Pueblos y aldeas muy bellas de renombre y tradición,
Hermosa tierra bendita la parroquia de Muñón.

Este Muñón Cimero es el pueblo que le vio nacer a nuestro mártir y también a sus padres, Pedro Fernández Fernández y Mª de las Mercedes Martínez Sánchez. Y, curiosamente, casi todos sus abuelos eran igualmente oriundos de Muñón Cimero; los dos maternos Juan y Salomé, así como el abuelo paterno Felipe. La única de fuera era la abuela paterna, Ramona, que era gallega de Rao (Lugo) pero diocesana de Oviedo, al ser dicha parroquia territorio de la mitra ovetense.

Como curiosidad de su partida de bautismo, el entonces párroco D. Bernardo Blanco Hevia detalla: ''advertí al padrino el parentesco espiritual y demás obligaciones'' (que la madrina no contrajo). Fueron sus padrinos José María Álvarez y María Álvarez. Y recibió las aguas del bautismo con el nombre de ''José María Jesús'', un nombre que homenajea a la Sagrada Familia de Nazaret.
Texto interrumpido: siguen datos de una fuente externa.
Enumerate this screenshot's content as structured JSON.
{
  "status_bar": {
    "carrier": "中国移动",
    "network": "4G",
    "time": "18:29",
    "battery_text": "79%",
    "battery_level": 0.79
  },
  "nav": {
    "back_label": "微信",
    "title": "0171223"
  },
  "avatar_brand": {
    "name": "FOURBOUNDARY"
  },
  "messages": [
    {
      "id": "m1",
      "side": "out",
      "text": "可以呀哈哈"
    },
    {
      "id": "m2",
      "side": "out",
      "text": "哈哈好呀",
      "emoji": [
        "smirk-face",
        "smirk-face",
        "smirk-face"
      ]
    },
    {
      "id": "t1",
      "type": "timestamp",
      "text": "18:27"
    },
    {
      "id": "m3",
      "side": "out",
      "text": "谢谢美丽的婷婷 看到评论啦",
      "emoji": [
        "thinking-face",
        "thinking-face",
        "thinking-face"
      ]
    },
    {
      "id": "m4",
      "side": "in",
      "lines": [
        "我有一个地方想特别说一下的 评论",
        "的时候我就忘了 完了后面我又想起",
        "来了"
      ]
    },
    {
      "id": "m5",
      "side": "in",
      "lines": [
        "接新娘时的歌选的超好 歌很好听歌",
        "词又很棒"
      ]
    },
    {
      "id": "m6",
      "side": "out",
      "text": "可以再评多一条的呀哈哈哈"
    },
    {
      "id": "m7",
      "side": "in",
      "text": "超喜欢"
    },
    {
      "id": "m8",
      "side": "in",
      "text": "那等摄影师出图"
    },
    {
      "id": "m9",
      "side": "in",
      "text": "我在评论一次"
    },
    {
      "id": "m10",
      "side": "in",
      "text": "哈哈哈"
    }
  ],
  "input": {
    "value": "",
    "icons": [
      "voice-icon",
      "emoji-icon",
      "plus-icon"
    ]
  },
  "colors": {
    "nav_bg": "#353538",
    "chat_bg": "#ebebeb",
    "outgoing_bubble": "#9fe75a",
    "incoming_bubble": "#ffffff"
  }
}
Toda su parentela eran de una vivencia católica modélica, pero si alguien sobresalía de forma especial en este capítulo era Pedro, el padre de José María. Cumplidor y recto que siempre potenció los valores del Evangelio en su casa. Era hombre caritativo y atento con los vecinos del pueblo que requerían auxilio en cualquier circunstancia. 

Pedro Fernández es feliz y ha cumplido todas sus aspiraciones; se ha casado con una mujer excepcional, ha construido un hogar con dos hijos (varón y mujer) y tiene a sus padres y a sus suegros apoyándoles en todo, y su vida espiritual pasa por sus mejores momentos gracias a su colaboración desinteresada y práctica religiosa diaria en la Parroquia. 

Vive días de gran gozo con los primeros sacramentos que empiezan a recibir sus hijos: el bautismo, la primera confesión, la primera comunión... Pero cuando menos lo esperaba, la muerte visita aquel hogar feliz mediante una repentina enfermedad que arrebata la vida de la joven Mercedes, su esposa. De la noche a la mañana se ve sólo con sus dos pequeños y sus ancianos padres y suegros requerían ya de las atenciones de su edad. 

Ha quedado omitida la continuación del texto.